Assim, não bastassem as centenas de milhares de mortes que poderiam ser evitadas, as políticas genocidas do governo Bolsonaro e de seus apoiadores em estados e municípios brasileiros ameaçam de morte milhões de professoras e professores e demais participantes da comunidade escolar, instalando o medo em suas mentes e em seus corpos com a volta às aulas presenciais sem que tenham sido vacinadas e vacinados. 

Uma das dimensões mais importantes a respeito das decisões sobre a volta às aulas presenciais, e que tem sido sistematicamente negligenciada pela imprensa, é o alijamento das comunidades escolares e, de forma especial, das e dos profissionais da educação dessa discussão que, ao fim e ao cabo, afetam muito diretamente às suas vidas e de suas famílias. 

Pelos caminhos mais diversos, construímos no Brasil a ideia de que as comunidades escolares são incapazes de discutir e decidir com seriedade e propriedade os rumos de suas instituições locais. Esse processo, infelizmente, vem se intensificando nos últimos anos com a ocupação das funções públicas por gestores que, vindo da iniciativa privada, querem submeter as instituições públicas aos imperativos da competitividade e do lucro.

Certamente, é muito relevante e necessário discutirmos, o mais rapidamente possível, a volta às aulas presenciais e criar meios para que as crianças, jovens e adultos possam voltar a povoar nossas escolas. Por outro lado, é fundamental que as comunidades escolares sejam integradas nessa discussão.

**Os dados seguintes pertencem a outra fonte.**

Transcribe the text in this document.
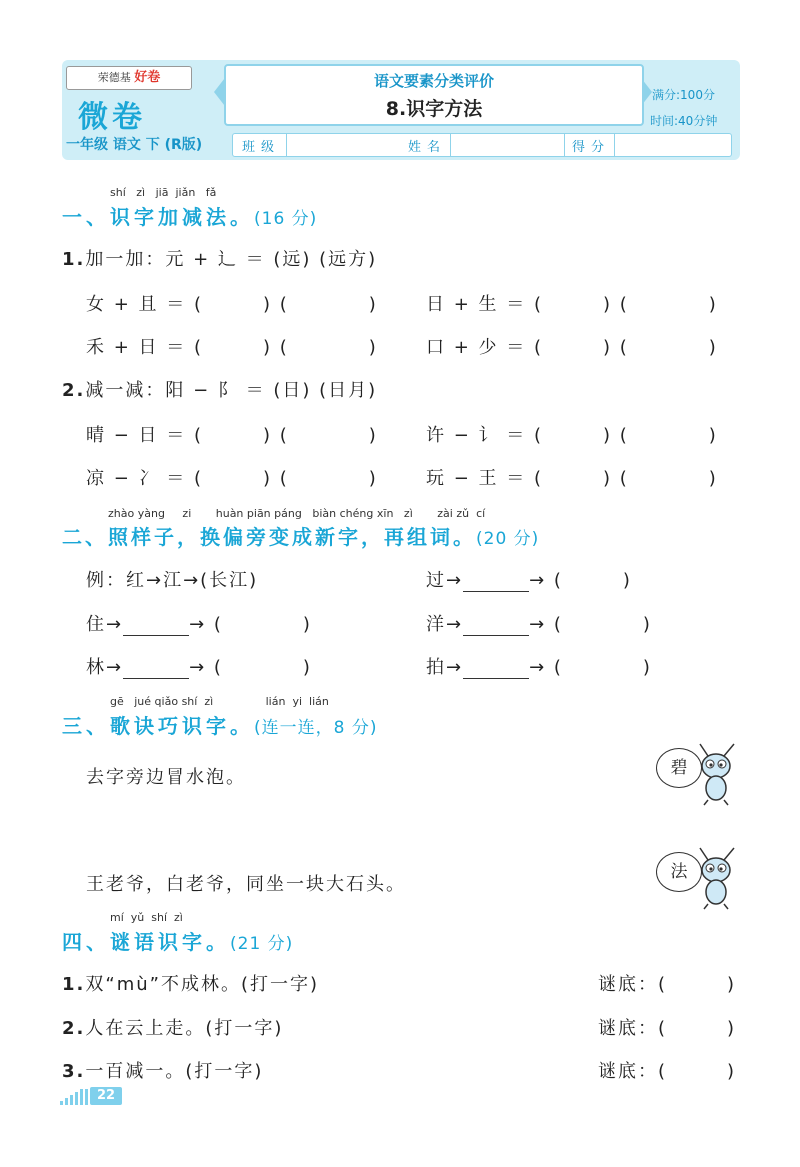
荣德基 好卷
微卷
一年级 语文 下 (R版)
语文要素分类评价
8.识字方法
满分:100分
时间:40分钟
班级	姓名	得分
shí zì jiā jiǎn fǎ
一、识字加减法。(16 分)
1.加一加：元 + 辶 ＝ (远) (远方)
女 + 且 ＝ (　　　) (　　　　)	日 + 生 ＝ (　　　) (　　　　)
禾 + 日 ＝ (　　　) (　　　　)	口 + 少 ＝ (　　　) (　　　　)
2.减一减：阳 − 阝 ＝ (日) (日月)
晴 − 日 ＝ (　　　) (　　　　)	许 − 讠 ＝ (　　　) (　　　　)
凉 − 冫 ＝ (　　　) (　　　　)	玩 − 王 ＝ (　　　) (　　　　)
zhào yàng zi huàn piān páng biàn chéng xīn zì zài zǔ cí
二、照样子，换偏旁变成新字，再组词。(20 分)
例：红→江→(长江)	过→	→ (　　　)
住→	→ (　　　　)	洋→	→ (　　　　)
林→	→ (　　　　)	拍→	→ (　　　　)
gē jué qiǎo shí zì	lián yi lián
三、歌诀巧识字。(连一连，8 分)
去字旁边冒水泡。
王老爷，白老爷，同坐一块大石头。
碧
法
mí yǔ shí zì
四、谜语识字。(21 分)
1.双“mù”不成林。(打一字)	谜底：(　　　)
2.人在云上走。(打一字)	谜底：(　　　)
3.一百减一。(打一字)	谜底：(　　　)
22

A direção desses processos não pode ser dada unicamente pelas burocracias, sejam elas educacionais ou não. Muitas vezes, o grupo à frente dessas decisões  se mantém protegido da pandemia  e decide expor milhões de pessoas ao vírus e às ameaças de morte.

O jogo que se joga na escola tem que ser o jogo da vida; não pode ser, nunca, o jogo com a vida. Se não se há condições seguras para a volta às aulas presenciais, se não há espaços escolares preparados para isso, se não se organizou e realizou um plano de imunização das e dos profissionais da educação, se não se estabeleceu um plano claro e exequível de identificação e acompanhamento das pessoas – adultos e crianças – acometidas pela doença… enfim, se não se fez nada do que deveria ser feito, por que submeter dezenas de milhões a mais esse risco, o das aulas presenciais? 

Valorizar a educação tem como primeira condição a valorização e a proteção da vida. A gente não deveria nunca se esquecer disso!